Dr. Murthy asks physicians to make a pledge to educate themselves on treating pain safely and effectively; screen patients for misuse of opioids and connect them with treatment; and approach addiction as a chronic illness rather than a moral failing.

Dr. Philpott said the initiative has potential to be valuable and that she is keen on learning more of its details.

"[The U.S. has] had considerable success in some of [its] initiatives around addressing opioid prescribing practices," she said in an interview on Thursday.

"I think one of the keys to success in this challenge that we're all facing is making sure that all the appropriate players have an appropriate say in these kinds of decisions. I'd be curious to know, for instance, how much he's worked with prescribers and other education bodies to be sure that there's been engagement on behalf of prescribers.
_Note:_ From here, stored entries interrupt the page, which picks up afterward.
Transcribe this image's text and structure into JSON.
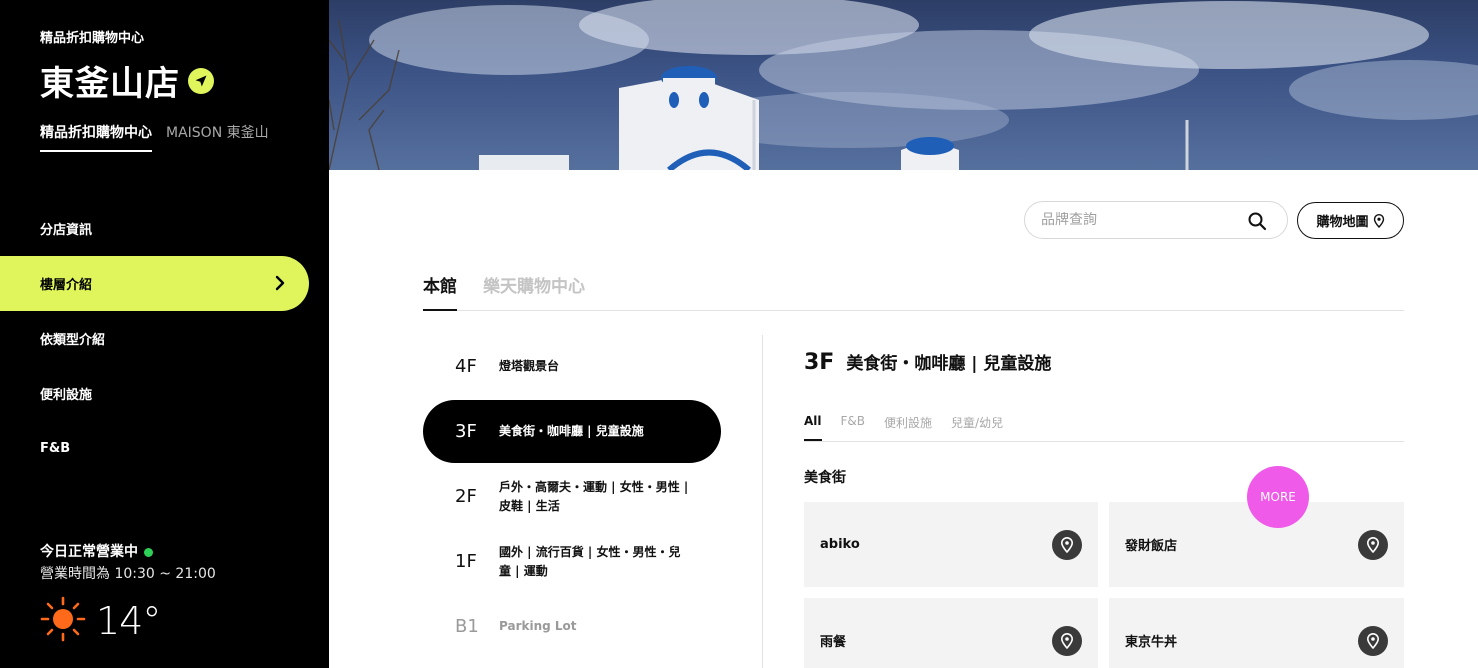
{
  "sidebar": {
    "brand_subtitle": "精品折扣購物中心",
    "store_name": "東釜山店",
    "store_tabs": [
      {
        "label": "精品折扣購物中心",
        "active": true
      },
      {
        "label": "MAISON 東釜山",
        "active": false
      }
    ],
    "menu": [
      {
        "label": "分店資訊",
        "active": false
      },
      {
        "label": "樓層介紹",
        "active": true
      },
      {
        "label": "依類型介紹",
        "active": false
      },
      {
        "label": "便利設施",
        "active": false
      },
      {
        "label": "F&B",
        "active": false
      }
    ],
    "status_text": "今日正常營業中",
    "hours_text": "營業時間為 10:30 ~ 21:00",
    "temperature": "14°"
  },
  "toolbar": {
    "search_placeholder": "品牌查詢",
    "map_button": "購物地圖"
  },
  "building_tabs": [
    {
      "label": "本館",
      "active": true
    },
    {
      "label": "樂天購物中心",
      "active": false
    }
  ],
  "floors": [
    {
      "level": "4F",
      "desc": "燈塔觀景台",
      "state": "normal"
    },
    {
      "level": "3F",
      "desc": "美食街・咖啡廳 | 兒童設施",
      "state": "active"
    },
    {
      "level": "2F",
      "desc": "戶外・高爾夫・運動 | 女性・男性 | 皮鞋 | 生活",
      "state": "normal"
    },
    {
      "level": "1F",
      "desc": "國外 | 流行百貨 | 女性・男性・兒童 | 運動",
      "state": "normal"
    },
    {
      "level": "B1",
      "desc": "Parking Lot",
      "state": "muted"
    }
  ],
  "detail": {
    "level": "3F",
    "desc": "美食街・咖啡廳 | 兒童設施",
    "filters": [
      {
        "label": "All",
        "active": true
      },
      {
        "label": "F&B",
        "active": false
      },
      {
        "label": "便利設施",
        "active": false
      },
      {
        "label": "兒童/幼兒",
        "active": false
      }
    ],
    "section_title": "美食街",
    "stores": [
      "abiko",
      "發財飯店",
      "雨餐",
      "東京牛丼"
    ],
    "more_label": "MORE"
  },
  "colors": {
    "accent_lime": "#e0f55b",
    "open_green": "#2ed158",
    "more_pink": "#ef5ae8"
  }
}
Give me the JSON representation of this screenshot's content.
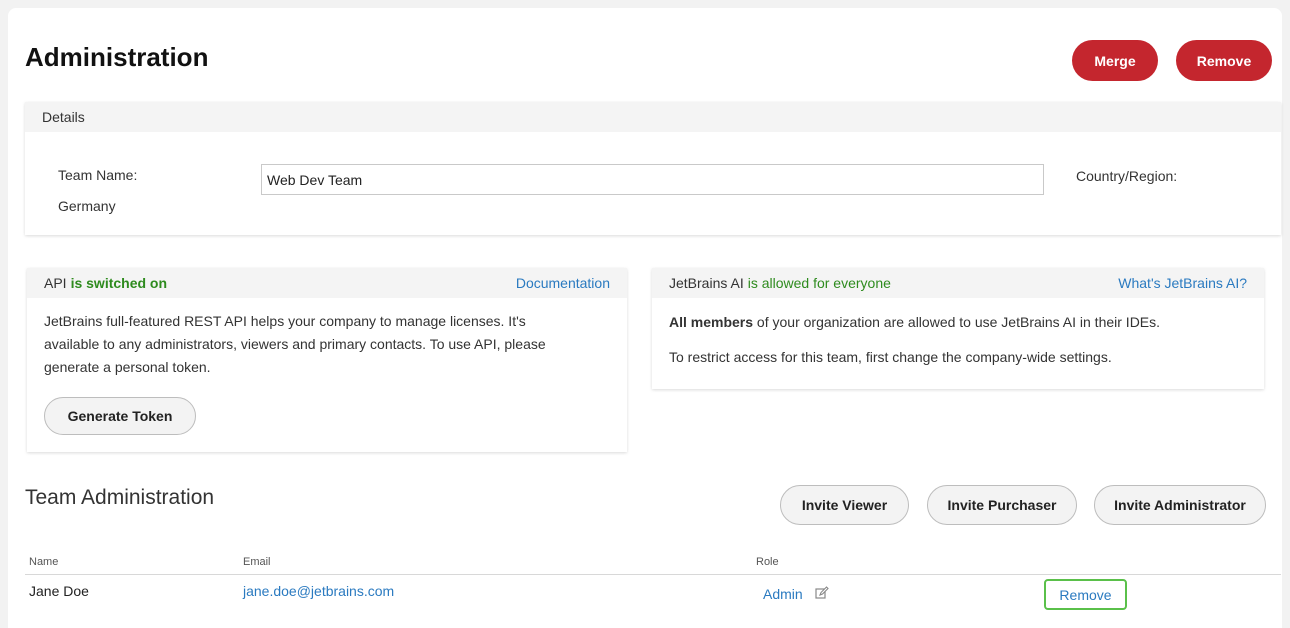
{
  "page": {
    "title": "Administration"
  },
  "header_actions": {
    "merge_label": "Merge",
    "remove_label": "Remove"
  },
  "details": {
    "header": "Details",
    "team_name_label": "Team Name:",
    "team_name_value": "Web Dev Team",
    "country_label": "Country/Region:",
    "country_value": "Germany"
  },
  "api": {
    "title_prefix": "API",
    "status": "is switched on",
    "doc_link": "Documentation",
    "line1": "JetBrains full-featured REST API helps your company to manage licenses. It's",
    "line2": "available to any administrators, viewers and primary contacts. To use API, please",
    "line3": "generate a personal token.",
    "token_button": "Generate Token"
  },
  "ai": {
    "title_prefix": "JetBrains AI",
    "status": "is allowed for everyone",
    "link": "What's JetBrains AI?",
    "bold": "All members",
    "line1_rest": " of your organization are allowed to use JetBrains AI in their IDEs.",
    "line2": "To restrict access for this team, first change the company-wide settings."
  },
  "team_admin": {
    "title": "Team Administration",
    "invite_viewer": "Invite Viewer",
    "invite_purchaser": "Invite Purchaser",
    "invite_admin": "Invite Administrator",
    "columns": {
      "name": "Name",
      "email": "Email",
      "role": "Role"
    },
    "rows": [
      {
        "name": "Jane Doe",
        "email": "jane.doe@jetbrains.com",
        "role": "Admin",
        "action": "Remove"
      }
    ]
  },
  "colors": {
    "accent_red": "#c4262e",
    "link_blue": "#2a7ac0",
    "status_green": "#2e8b1e",
    "focus_green": "#5ac04a"
  }
}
But certainly, it's a very interesting concept."

More than 14,000 Americans died of overdoses involving prescription opioids in 2014, according to the U.S. Centers for Disease Control and Prevention. Canada has no national-level data for prescription-opioid related deaths, but the figure is estimated to be about 2,000.

Canada is the world's second-largest per capita consumer of opioids, behind the United States – a distinction Dr. Philpott calls "extremely concerning."

The minister has taken several actions in recent months to address Canada's opioid crisis and related surge in overdose deaths, including expressing support for harm-reduction sites and making naloxone, a drug that reverses the effects of an opioid overdose, available without a prescription.

Her office has also released a five-point plan of action on opioid misuse that includes a proposal to require a prescription for low-dose codeine products, mandatory risk management plans for certain opioids and promotion of prescription monitoring programs that would track how many prescriptions are written and how many are filled. An opioid summit is also planned for the fall, although a date has not yet been set.

Asked if she, like Dr. Murthy, had a message to deliver to all Canadian physicians, Dr. Philpott underscored the need to be partners in addressing the crisis.

"This is about all of us realizing that, for a variety of reasons, prescribing opioids has escalated," she said. "First of all, we need to understand better why it happened, and then find what part each of us has to play to improve it. The message to physicians and other prescribers is that they need to be supported so that they have the tools that they need to practice excellence as they all want to do."